2nd Circuit Upholds Insider Trading Ban

     (CN) – The former business-development director of Takeda Pharmaceuticals International was properly barred from being a director of another public company for a decade after being charged with insider trading, the 2nd Circuit ruled.
     In February 2012, the Securities and Exchange Commission charged Brent Bankosky with insider trading between 2008 and 2011, which he neither admitted nor denied.
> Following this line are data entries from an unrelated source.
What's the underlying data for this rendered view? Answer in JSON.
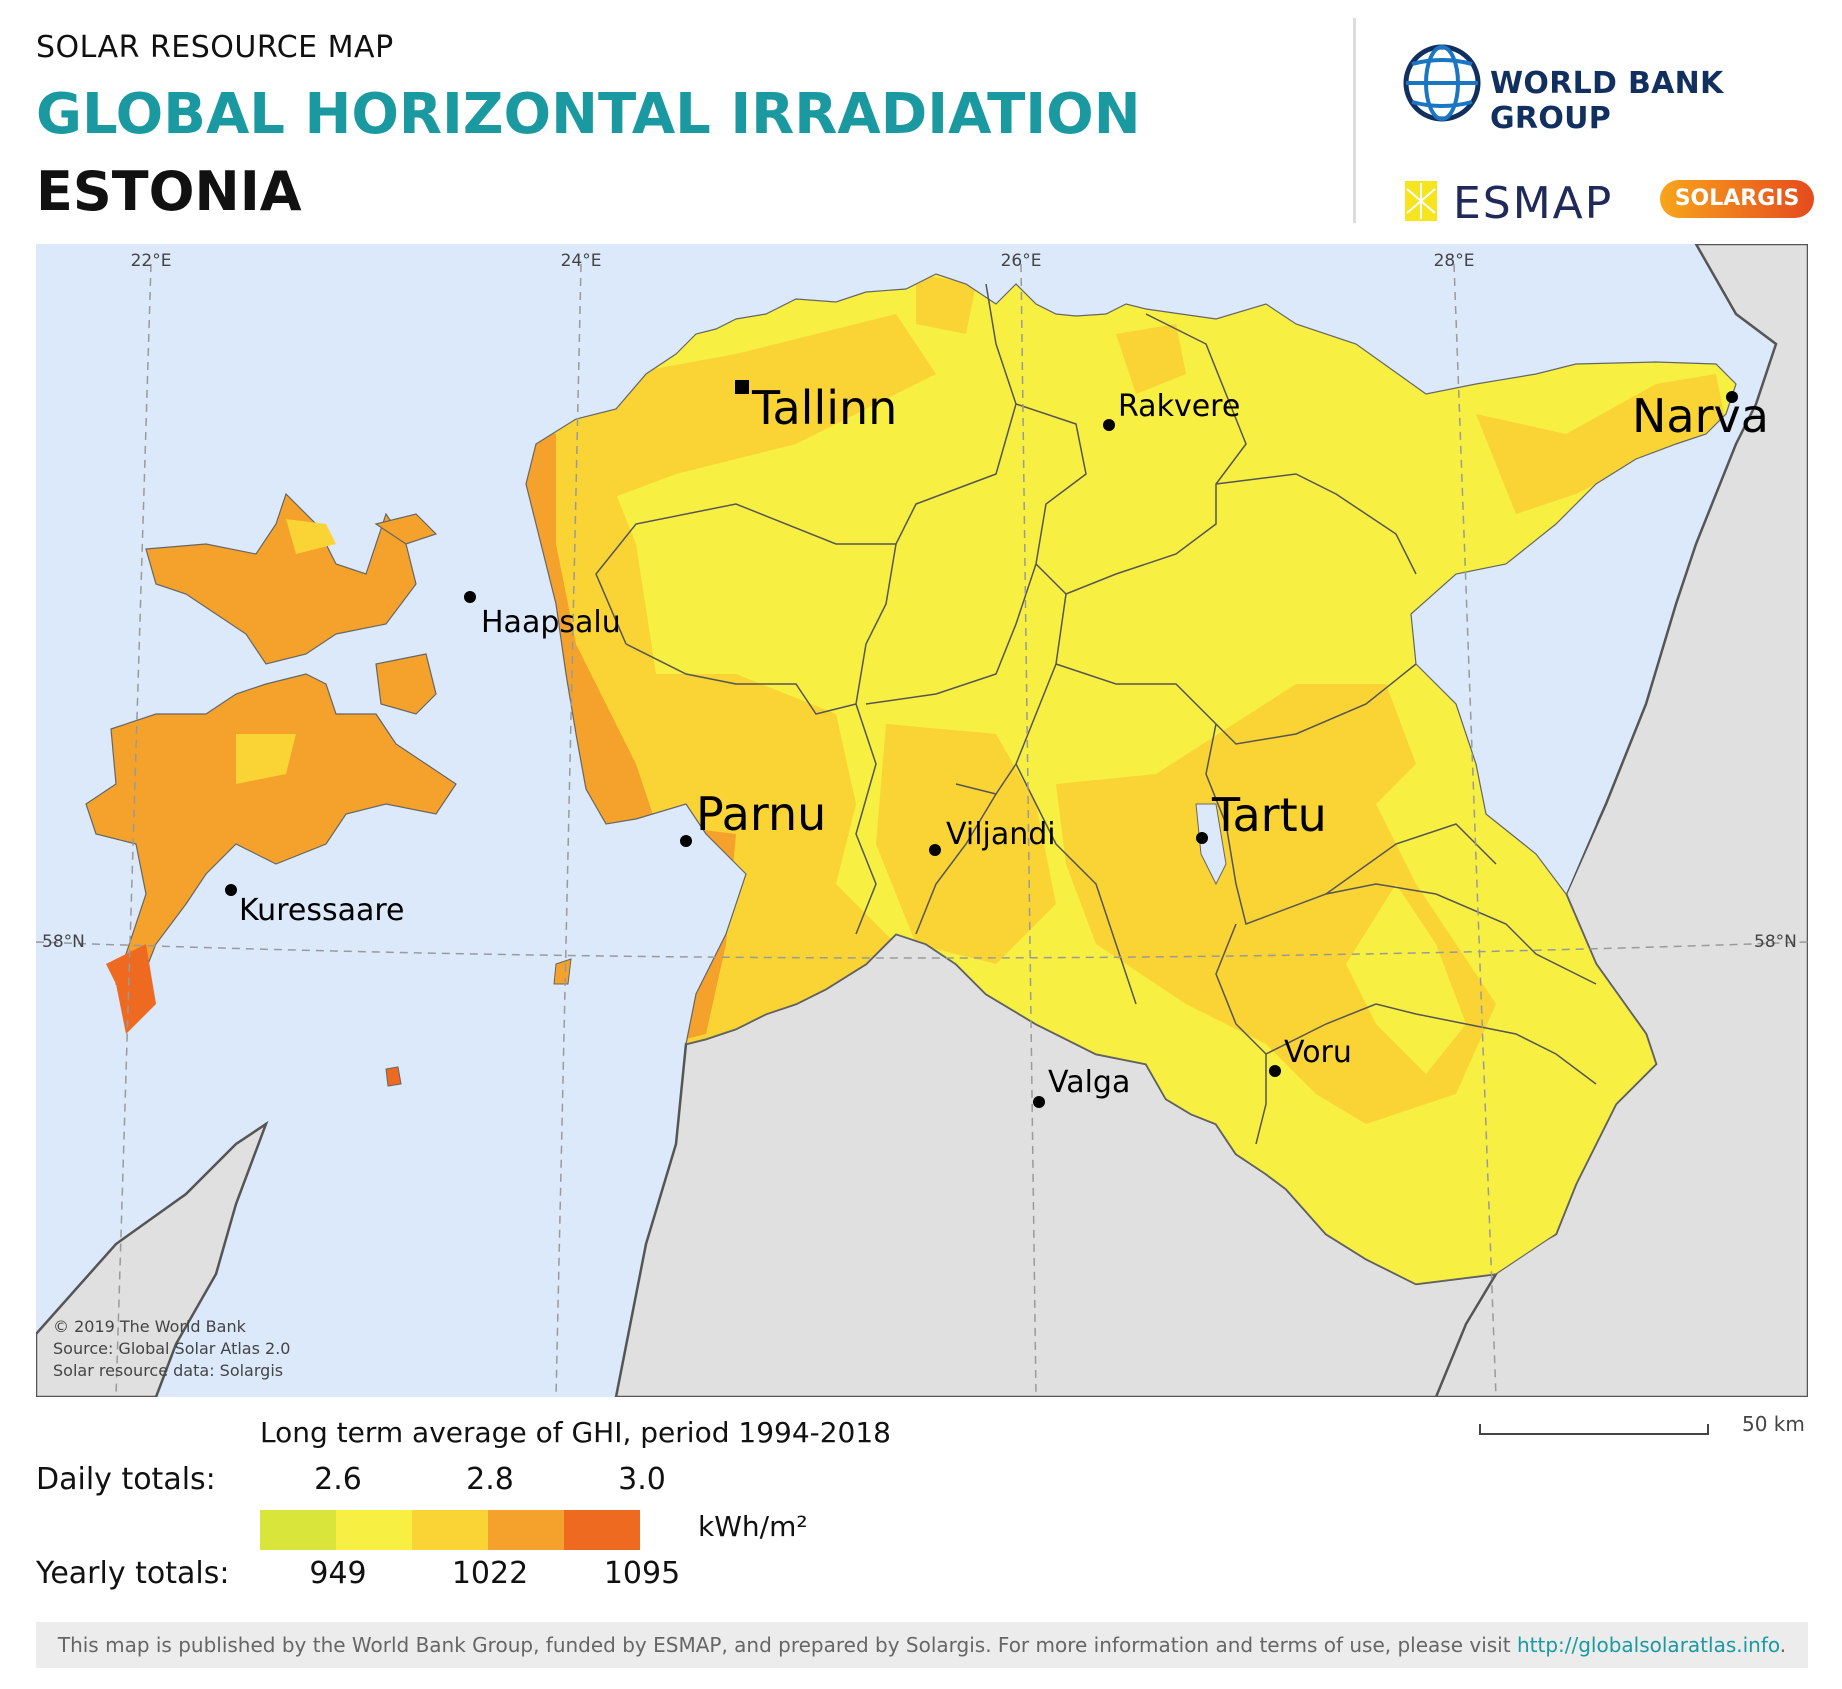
{
  "header": {
    "kicker": "SOLAR RESOURCE MAP",
    "title": "GLOBAL HORIZONTAL IRRADIATION",
    "country": "ESTONIA"
  },
  "logos": {
    "world_bank": "WORLD BANK GROUP",
    "esmap": "ESMAP",
    "solargis": "SOLARGIS"
  },
  "map": {
    "graticule": {
      "longitudes": [
        "22°E",
        "24°E",
        "26°E",
        "28°E"
      ],
      "latitude_left": "58°N",
      "latitude_right": "58°N"
    },
    "cities": {
      "tallinn": "Tallinn",
      "narva": "Narva",
      "rakvere": "Rakvere",
      "haapsalu": "Haapsalu",
      "parnu": "Parnu",
      "viljandi": "Viljandi",
      "tartu": "Tartu",
      "kuressaare": "Kuressaare",
      "valga": "Valga",
      "voru": "Voru"
    },
    "colors": {
      "sea": "#dbe9fa",
      "neighbor_land": "#e0e0e0",
      "class_1": "#d9e53a",
      "class_2": "#f7ef42",
      "class_3": "#f9d434",
      "class_4": "#f4a22b",
      "class_5": "#ee6a21"
    }
  },
  "credits": {
    "line1": "© 2019 The World Bank",
    "line2": "Source: Global Solar Atlas 2.0",
    "line3": "Solar resource data: Solargis"
  },
  "legend": {
    "title": "Long term average of GHI, period 1994-2018",
    "daily_label": "Daily totals:",
    "yearly_label": "Yearly totals:",
    "daily_ticks": [
      "2.6",
      "2.8",
      "3.0"
    ],
    "yearly_ticks": [
      "949",
      "1022",
      "1095"
    ],
    "unit": "kWh/m²",
    "colors": [
      "#d9e53a",
      "#f7ef42",
      "#f9d434",
      "#f4a22b",
      "#ee6a21"
    ]
  },
  "scale_bar": {
    "label": "50 km"
  },
  "footer": {
    "text": "This map is published by the World Bank Group, funded by ESMAP, and prepared by Solargis. For more information and terms of use, please visit",
    "link": "http://globalsolaratlas.info",
    "end": "."
  }
}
     “Through his work, Bankosky obtained material, nonpublic information (‘inside information’) in advance of: (1) the March 31, 2008 post-close announcement that Takeda had formed a strategic alliance with Cell Genesys, Inc. (‘Cell Genesys’); and (2) the April 10, 2008 announcement that Takeda had agreed to acquire Millennium Pharmaceuticals, Inc. (‘Millennium’) through a cash tender offer,” the complaint states. “Bankosky then breached his duty to his employer and its shareholders by using this inside information to trade in his personal account and purchase out-of-the-money call options in the securities of Cell Genesys and Millennium. Through these trades, Bankosky reaped over $63,000 in profits on an initial investment of $37,500, achieving a 169% rate of return.”
     The SEC and Bankosky entered into a consent agreement, and shortly after, the commission moved to permanently ban Bankosky from being an officer or director of a public company.
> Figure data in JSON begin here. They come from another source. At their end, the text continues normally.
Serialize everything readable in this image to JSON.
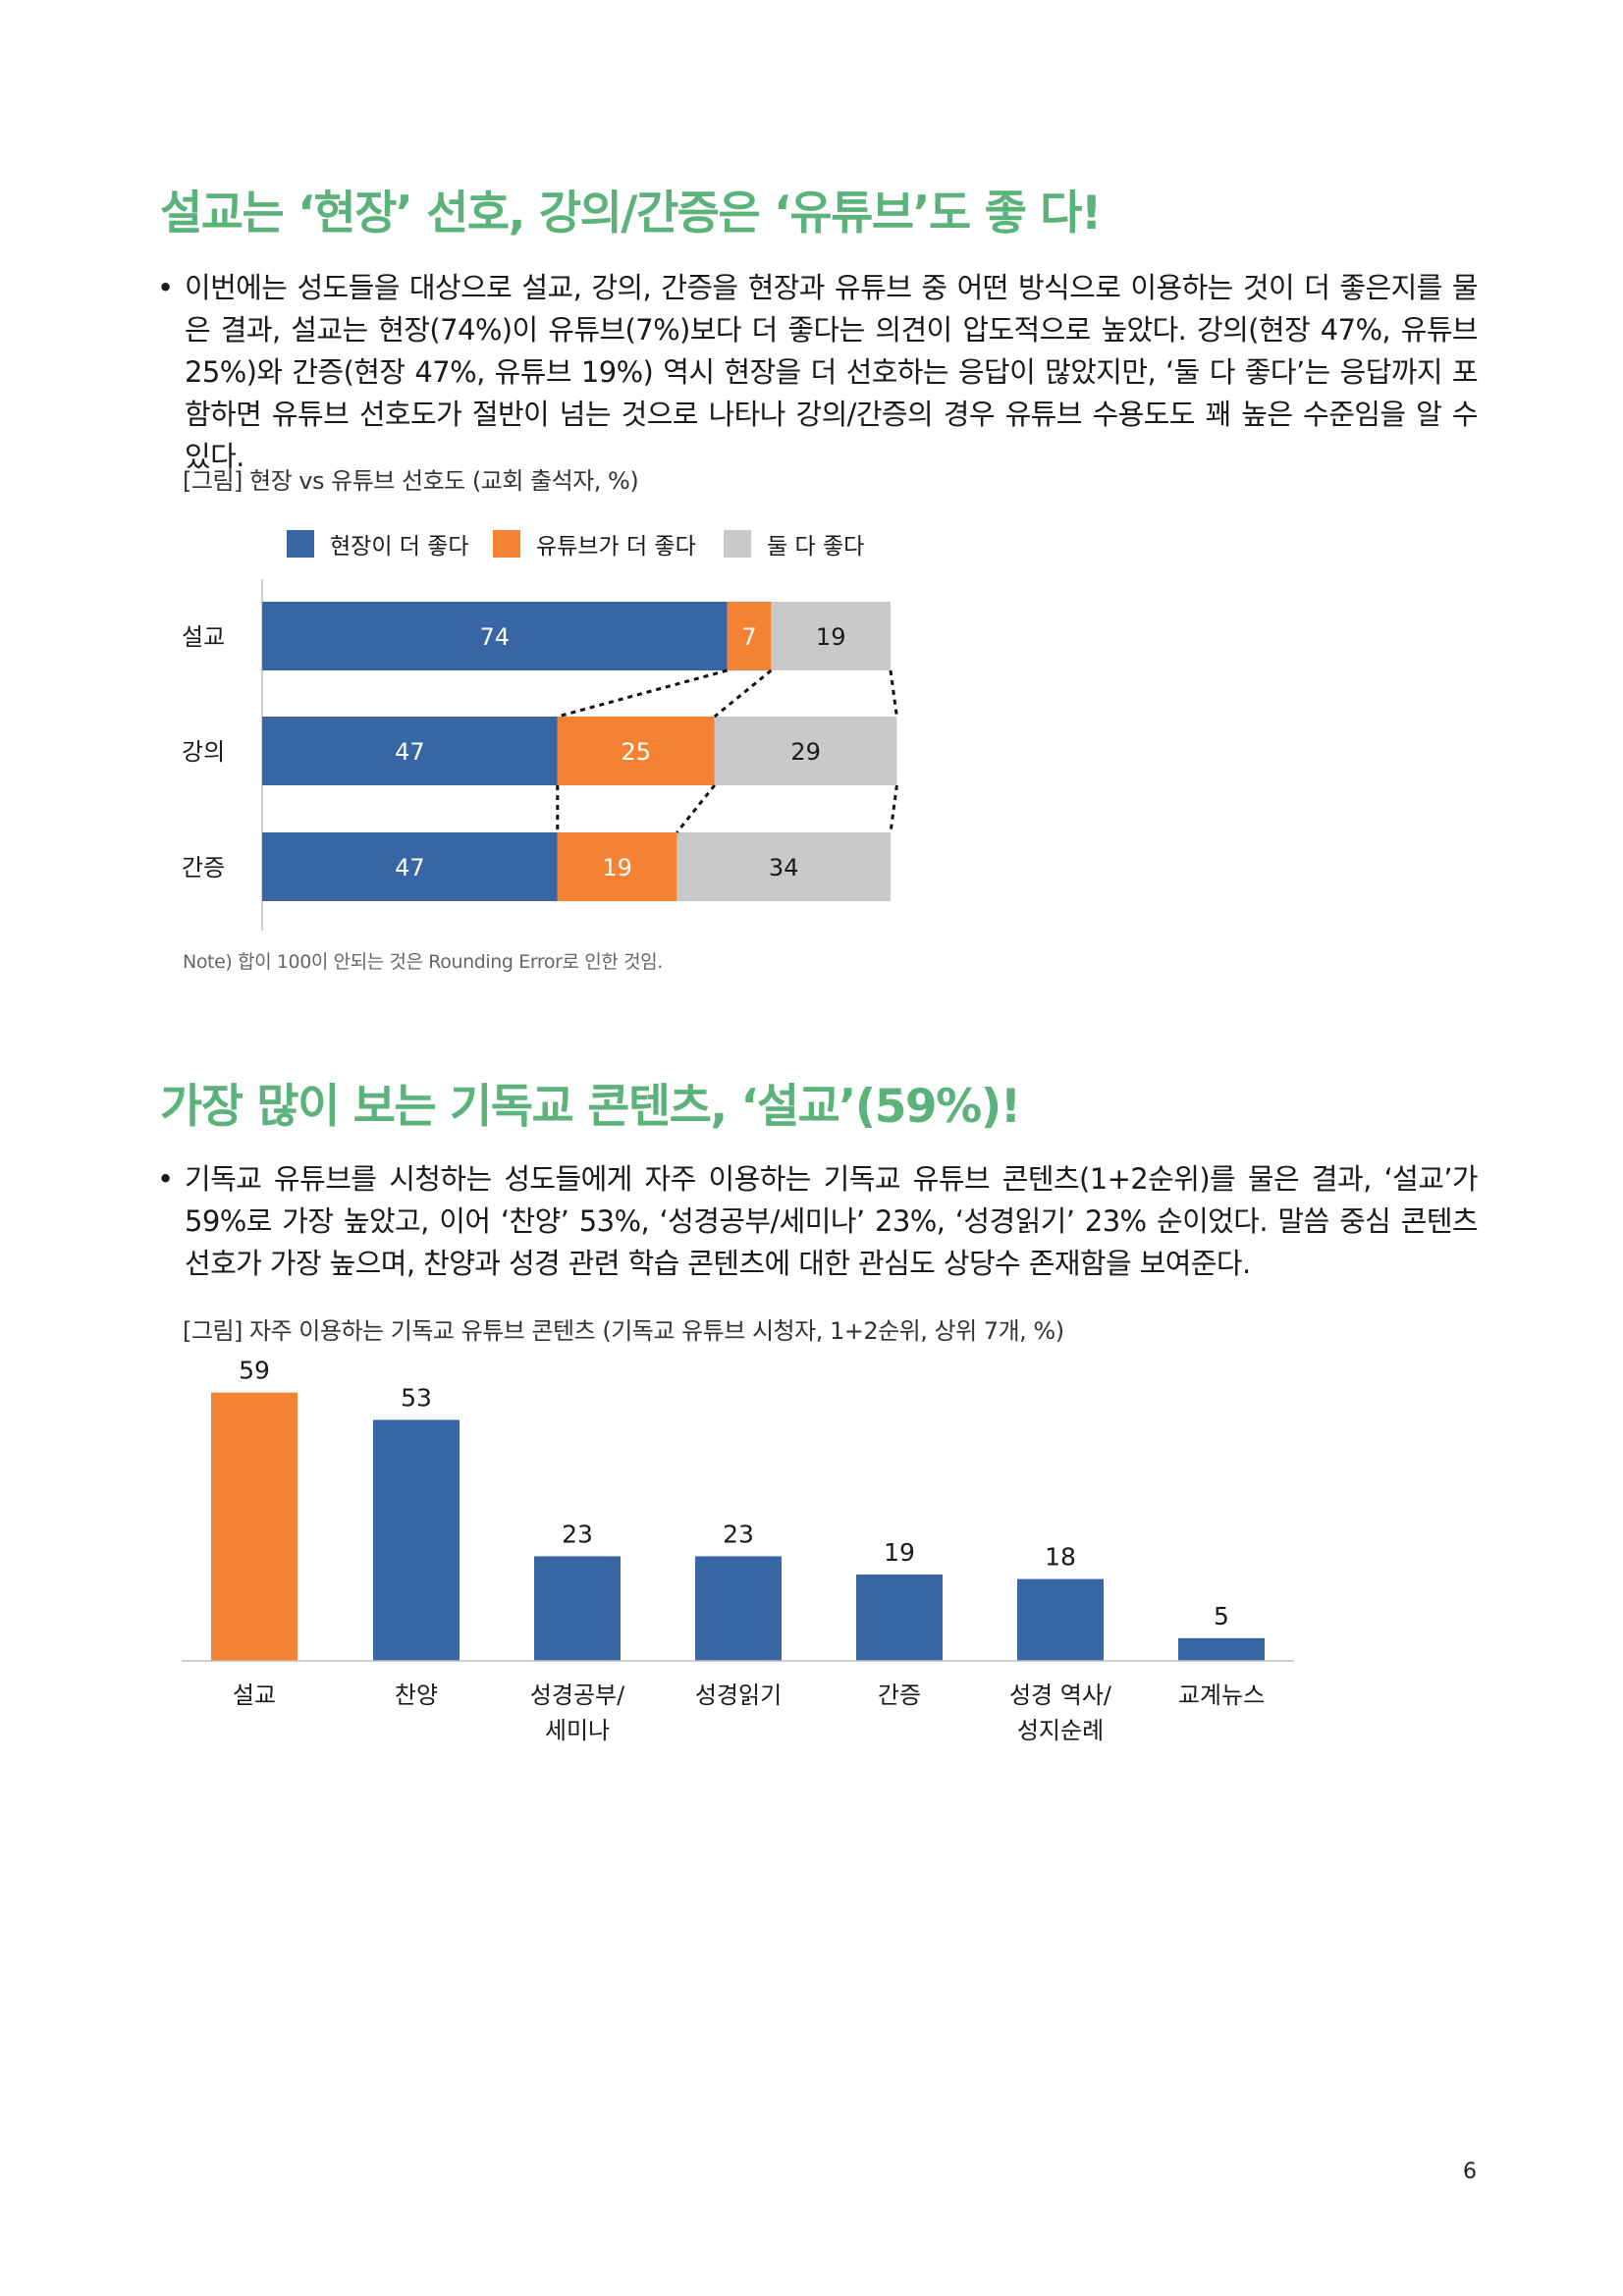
{
  "section1": {
    "title": "설교는 ‘현장’ 선호, 강의/간증은 ‘유튜브’도 좋 다!",
    "bullet_mark": "•",
    "bullet": "이번에는 성도들을 대상으로 설교, 강의, 간증을 현장과 유튜브 중 어떤 방식으로 이용하는 것이 더 좋은지를 물은 결과, 설교는 현장(74%)이 유튜브(7%)보다 더 좋다는 의견이 압도적으로 높았다. 강의(현장 47%, 유튜브 25%)와 간증(현장 47%, 유튜브 19%) 역시 현장을 더 선호하는 응답이 많았지만, ‘둘 다 좋다’는 응답까지 포함하면 유튜브 선호도가 절반이 넘는 것으로 나타나 강의/간증의 경우 유튜브 수용도도 꽤 높은 수준임을 알 수 있다.",
    "figure_caption": "[그림] 현장 vs 유튜브 선호도 (교회 출석자, %)",
    "note": "Note) 합이 100이 안되는 것은 Rounding Error로 인한 것임."
  },
  "section2": {
    "title": "가장 많이 보는 기독교 콘텐츠, ‘설교’(59%)!",
    "bullet_mark": "•",
    "bullet": "기독교 유튜브를 시청하는 성도들에게 자주 이용하는 기독교 유튜브 콘텐츠(1+2순위)를 물은 결과, ‘설교’가 59%로 가장 높았고, 이어 ‘찬양’ 53%, ‘성경공부/세미나’ 23%, ‘성경읽기’ 23% 순이었다. 말씀 중심 콘텐츠 선호가 가장 높으며, 찬양과 성경 관련 학습 콘텐츠에 대한 관심도 상당수 존재함을 보여준다.",
    "figure_caption": "[그림] 자주 이용하는 기독교 유튜브 콘텐츠 (기독교 유튜브 시청자, 1+2순위, 상위 7개, %)"
  },
  "page_number": "6",
  "chart_data": [
    {
      "type": "bar",
      "orientation": "horizontal",
      "stacked": true,
      "categories": [
        "설교",
        "강의",
        "간증"
      ],
      "series": [
        {
          "name": "현장이 더 좋다",
          "values": [
            74,
            47,
            47
          ],
          "color": "#3865a3"
        },
        {
          "name": "유튜브가 더 좋다",
          "values": [
            7,
            25,
            19
          ],
          "color": "#f58233"
        },
        {
          "name": "둘 다 좋다",
          "values": [
            19,
            29,
            34
          ],
          "color": "#c9c9c9"
        }
      ],
      "xlim": [
        0,
        100
      ],
      "legend": "top",
      "connector_lines": "dotted",
      "data_labels": true,
      "grid": false
    },
    {
      "type": "bar",
      "categories": [
        "설교",
        "찬양",
        "성경공부/\n세미나",
        "성경읽기",
        "간증",
        "성경 역사/\n성지순례",
        "교계뉴스"
      ],
      "values": [
        59,
        53,
        23,
        23,
        19,
        18,
        5
      ],
      "colors": [
        "#f58233",
        "#3865a3",
        "#3865a3",
        "#3865a3",
        "#3865a3",
        "#3865a3",
        "#3865a3"
      ],
      "ylim": [
        0,
        60
      ],
      "data_labels": true,
      "grid": false,
      "legend": "none"
    }
  ]
}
     A district judge in Manhattan found Bankosky was “unfit” to serve as an officer or a director of a public company and barred him from being one for ten years.
     In his opinion, Judge Harold Baer noted that Bankosky was not a repeated offender, though his actions were “undeniably serious and not isolated.”
     Bankosky appealed from the post-judgment opinion.
     Last week a three-judge panel of the 2nd Circuit affirmed the district court’s decision in a per curiam opinion, finding the court properly balanced the factors for barring Bankosky under current case law.
     “Apart from the district court’s findings, we are also troubled by the fact that Bankosky was buying call options in shares of Millennium Pharmaceuticals, Inc., a company that his employer was in negotiations to acquire,” the panel wrote. “The call option purchases could have increased trading demand for the target company’s shares and share price, making the acquisition bid more costly or even pricing a deal beyond reach. This conduct betrays an impulse to place self-interest ahead of his employer’s and its shareholders’ interests and further demonstrates unfitness to serve as a corporate fiduciary.”